Even though the center was recently closed because of university budget cuts, its facilities were top-notch for Olympic-level athletes and their coaches, as well as the Flagstaff community.
"A lot of outstanding swimmers from different countries have come to Flagstaff to train through the years," Wall said. "It has provided good publicity to NAU and a beautiful facility for its students to work out."
As an athlete at KU, Wall was not a first-string football lineman, but he excelled at handball - which he picked up in the Navy. In fact, he won a handball championship at the university and competed in both singles and doubles for two years. He also played Amateur Athletic Union (AAU) handball and won titles at that level.
After graduating with a bachelor's degree in physical education from Kansas, Wall became the swimming coach for the Phillips Oil Company in Oklahoma, which recruited talented high school swimmers from several different age levels to travel across the country to compete in the AAU.
While with Phillips Oil in the early 1950s, Wall coached the nearby Bartlesville (Okla.) High School swim team to two state titles. He also taught water aerobics and women's synchronized swimming, which drew hundreds of spectators to Phillips' gorgeous pool - one that also provided recreation opportunities for its employees.
Some of Wall's swimmers at Phillips qualified for the Olympics, despite the team's inexperience in diving.
"They (Phillips) had one of the best programs in the country," said Wall, who did not swim competitively in college but, as an avid reader and student of the sport, caught on quickly as a coach. "We had the talent."

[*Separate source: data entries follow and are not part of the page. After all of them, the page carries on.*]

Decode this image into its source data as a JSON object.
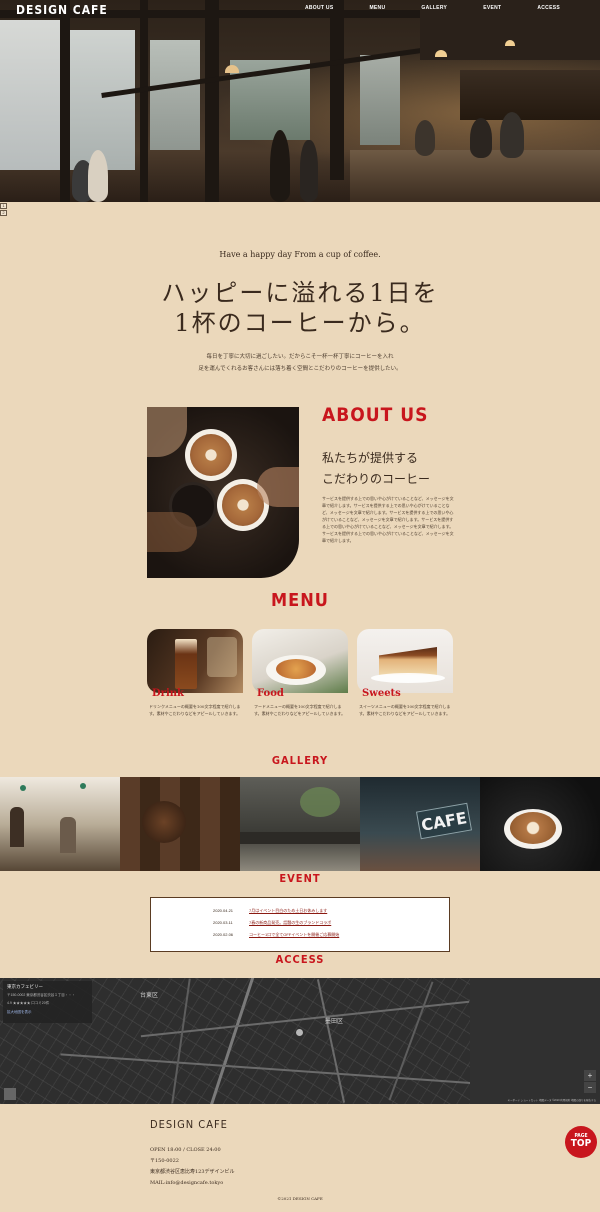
{
  "header": {
    "logo": "DESIGN CAFE",
    "nav": [
      "ABOUT US",
      "MENU",
      "GALLERY",
      "EVENT",
      "ACCESS"
    ]
  },
  "hero": {
    "image": "cafe-interior-photo"
  },
  "pager": [
    "1",
    "2"
  ],
  "intro": {
    "tagline": "Have a happy day From a cup of coffee.",
    "headline_line1": "ハッピーに溢れる1日を",
    "headline_line2": "1杯のコーヒーから。",
    "text_line1": "毎日を丁寧に大切に過ごしたい。だからこそ一杯一杯丁寧にコーヒーを入れ",
    "text_line2": "足を運んでくれるお客さんには落ち着く空間とこだわりのコーヒーを提供したい。"
  },
  "about": {
    "title": "ABOUT US",
    "subtitle_line1": "私たちが提供する",
    "subtitle_line2": "こだわりのコーヒー",
    "body": "サービスを提供する上での思いや心がけていることなど、メッセージを文章で紹介します。サービスを提供する上での思いや心がけていることなど、メッセージを文章で紹介します。サービスを提供する上での思いや心がけていることなど、メッセージを文章で紹介します。サービスを提供する上での思いや心がけていることなど、メッセージを文章で紹介します。サービスを提供する上での思いや心がけていることなど、メッセージを文章で紹介します。"
  },
  "menu": {
    "title": "MENU",
    "items": [
      {
        "name": "Drink",
        "desc": "ドリンクメニューの概要を100文字程度で紹介します。素材やこだわりなどをアピールしていきます。"
      },
      {
        "name": "Food",
        "desc": "フードメニューの概要を100文字程度で紹介します。素材やこだわりなどをアピールしていきます。"
      },
      {
        "name": "Sweets",
        "desc": "スイーツメニューの概要を100文字程度で紹介します。素材やこだわりなどをアピールしていきます。"
      }
    ]
  },
  "gallery": {
    "title": "GALLERY"
  },
  "event": {
    "title": "EVENT",
    "items": [
      {
        "date": "2020.04.21",
        "text": "7月はイベント目白のため土日お休みします"
      },
      {
        "date": "2020.03.11",
        "text": "7春の新商品発売。話題の生のブランドコラボ"
      },
      {
        "date": "2020.02.06",
        "text": "コーヒー1口で全てOFFイベントを開催ご応募開始"
      }
    ]
  },
  "access": {
    "title": "ACCESS",
    "map_card_name": "東京カフェビリー",
    "map_card_address": "〒150-0002 東京都渋谷区渋谷１丁目・・・",
    "map_card_rating": "4.9 ★★★★★ 口コミ20件",
    "map_card_link": "拡大地図を表示",
    "zoom_in": "+",
    "zoom_out": "−",
    "map_footer": "キーボード ショートカット  地図データ ©2020  利用規約  地図の誤りを報告する",
    "district_labels": [
      "台東区",
      "墨田区"
    ]
  },
  "footer": {
    "logo": "DESIGN CAFE",
    "hours": "OPEN 18:00 / CLOSE 24:00",
    "zip": "〒150-0022",
    "address": "東京都渋谷区恵比寿123デザインビル",
    "mail": "MAIL:info@designcafe.tokyo",
    "copyright": "©2021 DESIGN CAFE"
  },
  "pagetop": {
    "line1": "PAGE",
    "line2": "TOP"
  },
  "colors": {
    "background": "#ebd8bb",
    "accent": "#c8161d",
    "text": "#3a2a1e"
  }
}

After a short stint with Phillips, Wall returned to Kansas University, where he earned a law degree.
For two years, in between classes and studying for exams, Wall coached KU's swim team. He said he was drawn to swimming because it requires more overall athletic ability than most other sports thanks to the movements involved - and the fact that one has to be both strong and well coordinated to participate.
"There was a lot more pressure at Kansas because the competition was really intense," Wall said. "We had a great group of guys, some of whom went on to become doctors and dentists."
In the early 1950s, at the urging of his uncle and then-Arizona attorney general Ross Jones, Wall moved to Phoenix to work in the old Valley National Bank's trust department.
Wall soon accepted a position in the bank's Northern Arizona Trust Department before leaving to work in a private practice law firm. He would also become the attorney for NAU, where he taught business law for several years.
Today, although Wall is retired from law, his wife, Marilyn, says he still has that competitive itch.
And despite being away from coaching for years, he isn't bashful about approaching neighborhood children to teach them how to swing a baseball bat or a backhand with a tennis racquet when he's out and about.
"He's still involved in the community," Marilyn said. "I'm very proud of him."